When offended by eating them, some of the following symptoms are produced; a qualmishness first affects the patient, which increases to a considerable degree of sickness, swelling of the stomach or of the belly, restlessness, giddiness, a palpitation of the heart, heartburn, colic, hiccough, diarrhoea, accompanied with a tenesmus, flushing heat in the skin, with more or less of redness there, and swelling in the face, and sometimes a sensation all over the body, which resembles what is felt from a general swelling; the patient stares in an unusual manner, all objects appear different from what they did before; a difficulty of breathing comes on. and the mind is strangely confused; delirium, trembling, watching, fainting, cold sweats, apoplexies, and convulsions, have followed the eating of this sort of fungus.
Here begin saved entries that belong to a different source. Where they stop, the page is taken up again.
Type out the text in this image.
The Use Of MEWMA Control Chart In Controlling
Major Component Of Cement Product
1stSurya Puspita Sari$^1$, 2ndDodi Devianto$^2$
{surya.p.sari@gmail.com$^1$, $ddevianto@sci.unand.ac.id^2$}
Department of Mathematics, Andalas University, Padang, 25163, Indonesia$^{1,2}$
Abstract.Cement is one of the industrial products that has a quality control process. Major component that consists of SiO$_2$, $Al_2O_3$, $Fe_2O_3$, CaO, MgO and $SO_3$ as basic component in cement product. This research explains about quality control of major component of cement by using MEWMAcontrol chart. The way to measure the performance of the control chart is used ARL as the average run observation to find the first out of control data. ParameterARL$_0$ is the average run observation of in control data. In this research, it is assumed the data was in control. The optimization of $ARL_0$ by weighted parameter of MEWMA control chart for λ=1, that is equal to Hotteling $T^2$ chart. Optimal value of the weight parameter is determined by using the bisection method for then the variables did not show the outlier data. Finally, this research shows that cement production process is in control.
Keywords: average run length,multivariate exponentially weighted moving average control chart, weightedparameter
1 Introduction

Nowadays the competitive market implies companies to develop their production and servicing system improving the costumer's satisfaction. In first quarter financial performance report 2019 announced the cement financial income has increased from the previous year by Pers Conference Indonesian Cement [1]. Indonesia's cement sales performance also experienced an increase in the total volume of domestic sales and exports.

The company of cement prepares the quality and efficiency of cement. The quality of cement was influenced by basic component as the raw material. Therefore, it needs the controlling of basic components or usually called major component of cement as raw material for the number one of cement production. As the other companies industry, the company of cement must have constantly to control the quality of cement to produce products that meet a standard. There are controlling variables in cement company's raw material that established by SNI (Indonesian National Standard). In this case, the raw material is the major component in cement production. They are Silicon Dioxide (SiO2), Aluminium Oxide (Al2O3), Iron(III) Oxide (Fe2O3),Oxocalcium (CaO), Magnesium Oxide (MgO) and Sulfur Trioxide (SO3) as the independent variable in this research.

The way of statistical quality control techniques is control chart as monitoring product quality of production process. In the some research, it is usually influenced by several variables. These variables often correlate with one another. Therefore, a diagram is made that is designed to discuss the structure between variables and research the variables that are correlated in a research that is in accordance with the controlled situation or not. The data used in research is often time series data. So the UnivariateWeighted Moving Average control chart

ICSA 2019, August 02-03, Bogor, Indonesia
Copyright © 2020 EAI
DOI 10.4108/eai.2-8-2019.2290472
For the relief of persons under these circumstances, as speedily as possible, from gr. x. to Э i. of white vitriol, dissolved in a draught of warm water, should be given; and if the sickness is still urgent, the same quantity repeated two or three times, that the stomach may be well emptied. After this a large spoonful of vinegar in a glass of water should be frequently taken. The poison is not of the acrid kind, so that fat broths and oily medicines are useless. After evacuations upwards, a passage downwards by purgatives or clysters must be procured. After due evacuations of each kind, and besides the vinegar, cyder and perry, that are brisk and sparkling, may be now and then given. If any paralytic symptoms appear, sinapisms or blisters are necessary.